Solomon’s paradox: Named after the ancient Israelite king, Solomon’s paradox describes our inability to reason wisely about our own lives, even if we demonstrate good judgement when faced with other people’s problems.
Strategic ignorance: Deliberately avoiding the chance to learn new information to avoid discomfort and to increase our productivity. At work, for instance, it can be beneficial not to question the long-term consequences of your actions, if that knowledge will interfere with the chances of promotion. These choices may be unconscious.
The too-much-talent effect: The unexpected failure of teams once their proportion of ‘star’ players reaches a certain threshold. See, for instance, the England football team in the Euro 2016 tournament.
A Taxonomy of Wisdom
Actively open-minded thinking: The deliberate pursuit of alternative viewpoints and evidence that may question our opinions.
Cognitive inoculation: A strategy to reduce biased reasoning by deliberately exposing ourselves to examples of flawed arguments.
Collective intelligence: A team’s ability to reason as one unit. Although it is very loosely connected to IQ, factors such as the social sensitivity of the team’s members seem to be far more important.
Desirable difficulties: A powerful concept in education: we actually learn better if our initial understanding is made harder, not easier.
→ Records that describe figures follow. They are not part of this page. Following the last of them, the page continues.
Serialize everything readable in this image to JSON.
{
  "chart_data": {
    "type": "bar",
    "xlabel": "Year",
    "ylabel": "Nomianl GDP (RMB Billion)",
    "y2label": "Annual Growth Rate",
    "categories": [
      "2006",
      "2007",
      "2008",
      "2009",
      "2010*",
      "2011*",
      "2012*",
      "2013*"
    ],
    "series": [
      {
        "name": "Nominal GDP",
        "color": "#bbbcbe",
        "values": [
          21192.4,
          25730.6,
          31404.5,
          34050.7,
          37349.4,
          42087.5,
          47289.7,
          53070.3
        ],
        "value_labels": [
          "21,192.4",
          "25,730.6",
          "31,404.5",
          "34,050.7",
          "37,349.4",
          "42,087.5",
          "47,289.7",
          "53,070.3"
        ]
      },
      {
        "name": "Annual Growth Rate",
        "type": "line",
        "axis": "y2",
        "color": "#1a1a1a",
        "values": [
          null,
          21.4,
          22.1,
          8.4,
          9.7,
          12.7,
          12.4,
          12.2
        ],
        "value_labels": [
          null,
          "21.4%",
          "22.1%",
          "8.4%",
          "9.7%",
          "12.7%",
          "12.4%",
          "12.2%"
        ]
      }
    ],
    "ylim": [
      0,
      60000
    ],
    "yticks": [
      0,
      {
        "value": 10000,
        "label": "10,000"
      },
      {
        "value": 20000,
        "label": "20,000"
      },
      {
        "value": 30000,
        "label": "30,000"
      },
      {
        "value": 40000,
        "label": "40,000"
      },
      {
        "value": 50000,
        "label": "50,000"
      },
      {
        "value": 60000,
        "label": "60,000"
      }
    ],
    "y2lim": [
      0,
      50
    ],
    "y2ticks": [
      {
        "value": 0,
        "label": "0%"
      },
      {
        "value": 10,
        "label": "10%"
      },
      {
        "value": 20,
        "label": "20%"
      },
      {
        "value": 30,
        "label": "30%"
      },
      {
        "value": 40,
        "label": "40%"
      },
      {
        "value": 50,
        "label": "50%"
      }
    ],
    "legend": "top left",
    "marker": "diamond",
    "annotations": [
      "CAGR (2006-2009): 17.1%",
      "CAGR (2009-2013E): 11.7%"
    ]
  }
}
See also Growth mindset.
Emotional compass: A combination of interoception (sensitivity to bodily signals), emotion differentiation (the capacity to label your feelings in precise detail) and emotion regulation that together help us to avoid cognitive and affective biases.
Epistemic accuracy: Someone is epistemically accurate if their beliefs are supported by reason and factual evidence.
Epistemic curiosity: An inquisitive, interested, questioning attitude; a hunger for information. Not only does curiosity improve learning; the latest research shows that it also protects us from motivated reasoning and bias.
Foreign language effect: The surprising tendency to become more rational when speaking a second language.
Growth mindset: The belief that talents can be developed and trained. Although the early scientific research on mindset focused on its role in academic achievement, it is becoming increasingly clear that it may drive wiser decision making, by contributing to traits such as intellectual humility.
Intellectual humility: The capacity to accept the limits of our judgement and to try to compensate for our fallibility. Scientific research has revealed that this is a critical, but neglected, characteristic that determines much of our decision making and learning, and which may be particularly crucial for team leaders.
Mindfulness: The opposite of mindlessness. Although this can include meditative practice, it refers to a generally reflective and engaged state that avoids reactive, overly emotional responses to events and allows us to note and consider our intuitions more objectively. The term may also refer to an organisation’s risk management strategy (see Chapter 10).
Moral algebra: Benjamin Franklin’s strategy to weigh up the pros and cons of an argument, often over several days. By taking this slow and systematic approach, you may avoid issues such as the availability bias – our tendency to base judgements on the first information that comes to mind – allowing you to come to a wiser long-term solution to your problem.
Pre-mortem: Deliberately considering the worst-case scenario, and all the factors that may have contributed towards it, before making a decision. This is one of the most well-established ‘de-biasing’ strategies.
Reflective competence: The final stage of expertise, when we can pause and analyse our gut feelings, basing our decisions on both intuition and analysis. See also Mindfulness.
Socrates effect: A form of perspective taking, in which we imagine explaining our problem to a young child. The strategy appears to reduce ‘hot’ cognition and reduce biases and motivated reasoning.
Tolerance of ambiguity: A tendency to embrace uncertainty and nuance, rather than seeking immediate closure on the issue at hand.